Memang ada perbedaan konsep antara Star Mart dengan Giant Mart. Bila Star Mart lebih dikenal sebagai Convenience store atau minimarket kafetaria, sementara Giant Mart lebih fokus menawarkan barang-barang kebutuhan sehari-hari.

Melihat banyaknya bermunculan minikarket belakangan ini, membuat persaingan di lini ini semakin sesak. Dalam tahun ini, misalnya, Himpunan Pengusaha Muda Indonesia (Hipmi) hingga akhir tahun ini menargetkan akan membangun sebanyak 1.000 Ummart di seluruh Indonesia. Ummart merupakan kependekan dari Umat Mart, yakni toko ritel yang berdiri di lingkungan pesantren. Dalam waktu dekat, Hipmi akan meresmikan 10 Ummart sebagai pilot project.

Ketua Badan Pengurus Daerah (BPD) Hipmi Jawa Timur (Jatim), Mufti Anam mengatakan, selama ini banyak toko ritel yang ada di lingkungan pesantren kurang terurus dengan baik. Padahal potensi toko ritel ini sangat besar. Contoh, satu pesantren memiliki 5.000 santri. Lalu dalam sehari santri belanja di toko ritel pesantren itu sebesar Rp5.000.  Maka dalam sehari, pendapatan toko ini mencapai Rp25 juta. Maka dalam sebulan pendapatan bisa mencapai Rp750 juta. “Dari sini, perlu ada pembenahan agar kinerjanya bisa lebih bagus lagi,” kata Anam di Surabaya, April lalu, sebagaimana dikutip dari https://ekbis.sindonews.com.

Dalam pendampingan terhadap toko ritel di lingkungan pesantren ini, lanjut dia, pihaknya menggandeng sejumlah pihak. Di antaranya Kementerian Perdagangan (Kemendag) dan juga Asosiasi Pengusaha Ritel Indonesia (Aprindo). Pengelola Ummart akan dibimbing tentang tata kelola toko yang lebih modern. Di antaranya, penataan rak dan juga layanan lainnya. “Toko ritel modern, itu punya rumus-rumus tertentu dalam penataan tokonya. Misalnya, produk coklat itu biasanya ditaruh agak bawah agar bisa mudah dilihat anak-anak,” ujarnya.

Pesantren di Indonesia berjumlah lebih dari 30.000 dengan 5 juta santri serta puluhan juta alumnus di seluruh Indonesia. Pesantren adalah entitas kuat yang tak hanya bisa menjadi pilar pendidikan umat, tapi juga berpotensi menggerakkan ekonomi umat.

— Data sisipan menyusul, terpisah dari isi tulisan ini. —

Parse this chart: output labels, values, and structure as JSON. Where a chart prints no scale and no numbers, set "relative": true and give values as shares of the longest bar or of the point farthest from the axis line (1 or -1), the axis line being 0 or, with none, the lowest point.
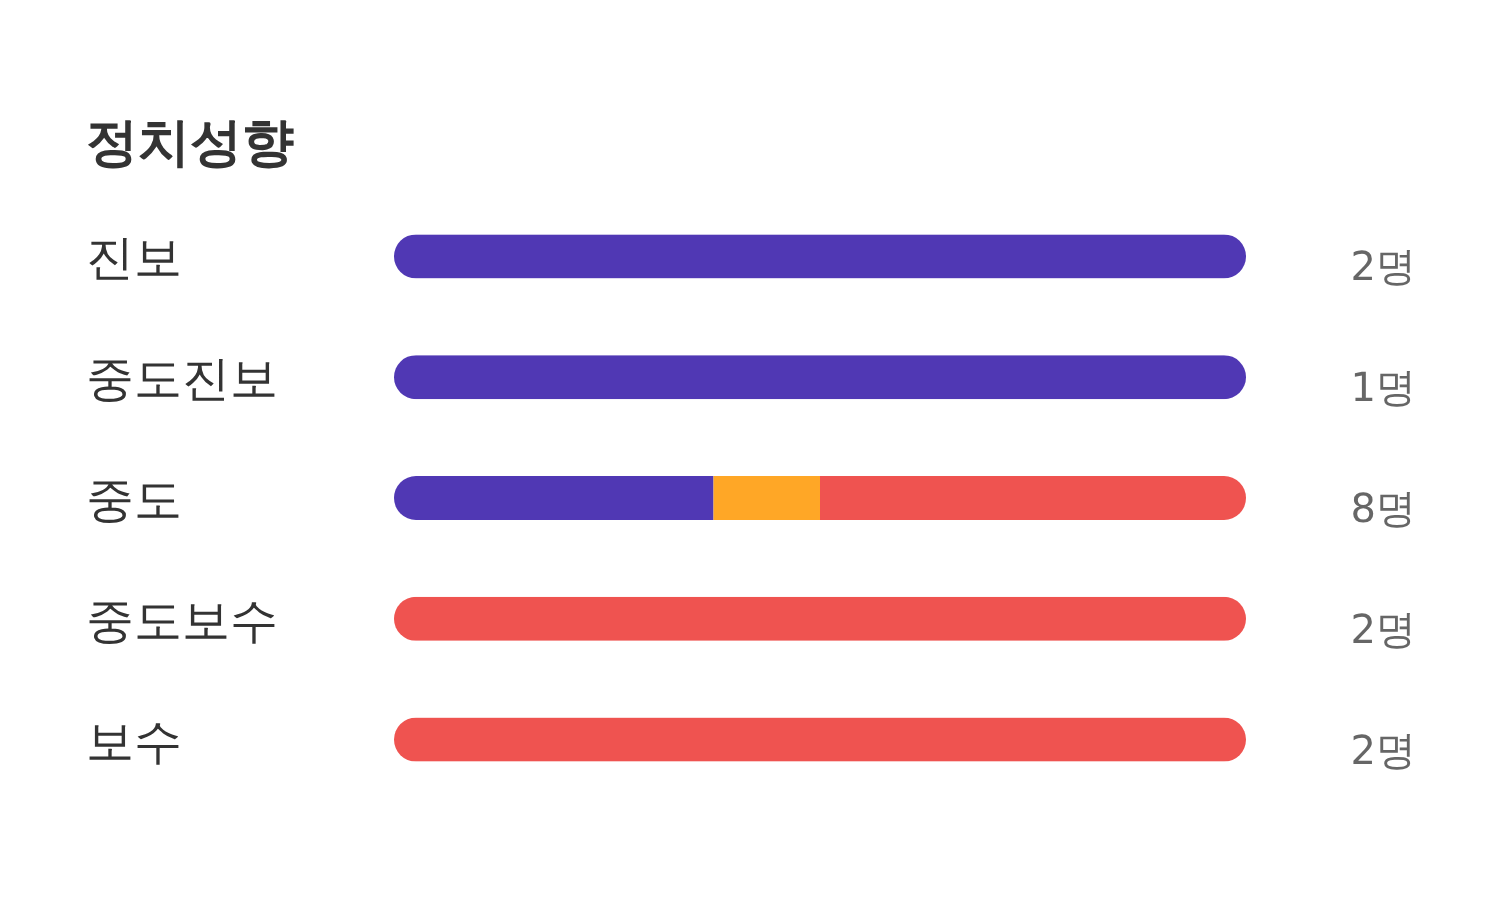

Ke depan minimarket makin bertumbuhan bak jamur di musin penghujan. Walaupun ada yang memperkirakan 10 tahun ke depan akan “meredup” karena tergerus dengan online. Tapi berdasarkan data dari Nielsen Ritel Audit, jumlah gerai empat pemain minimarket berjaringan skala nasional hingga bulan Maret 2017, mencapai 28.610 toko, terdiri dari Indomart 14.200 toko, Alfamart 12.700 toko, Alfamidi 1.300 toko, Circle K 410 toko. Data tersebut belum termasuk minimarket pendatang baru dan minimarket lokal yang tersebar di banyak daerah di Indonesia.

Keberadaan minimarket tersebut menimbulkan banyak korban bagi warung-warung kelontong dan pasar tradisional. Apalagi keberadaan minimarket memberikan pelayanan dan kenyamanan belanja yang boleh jadi tidak dijumpai di warung-warung kelontong atau di pasar-pasar tradisional.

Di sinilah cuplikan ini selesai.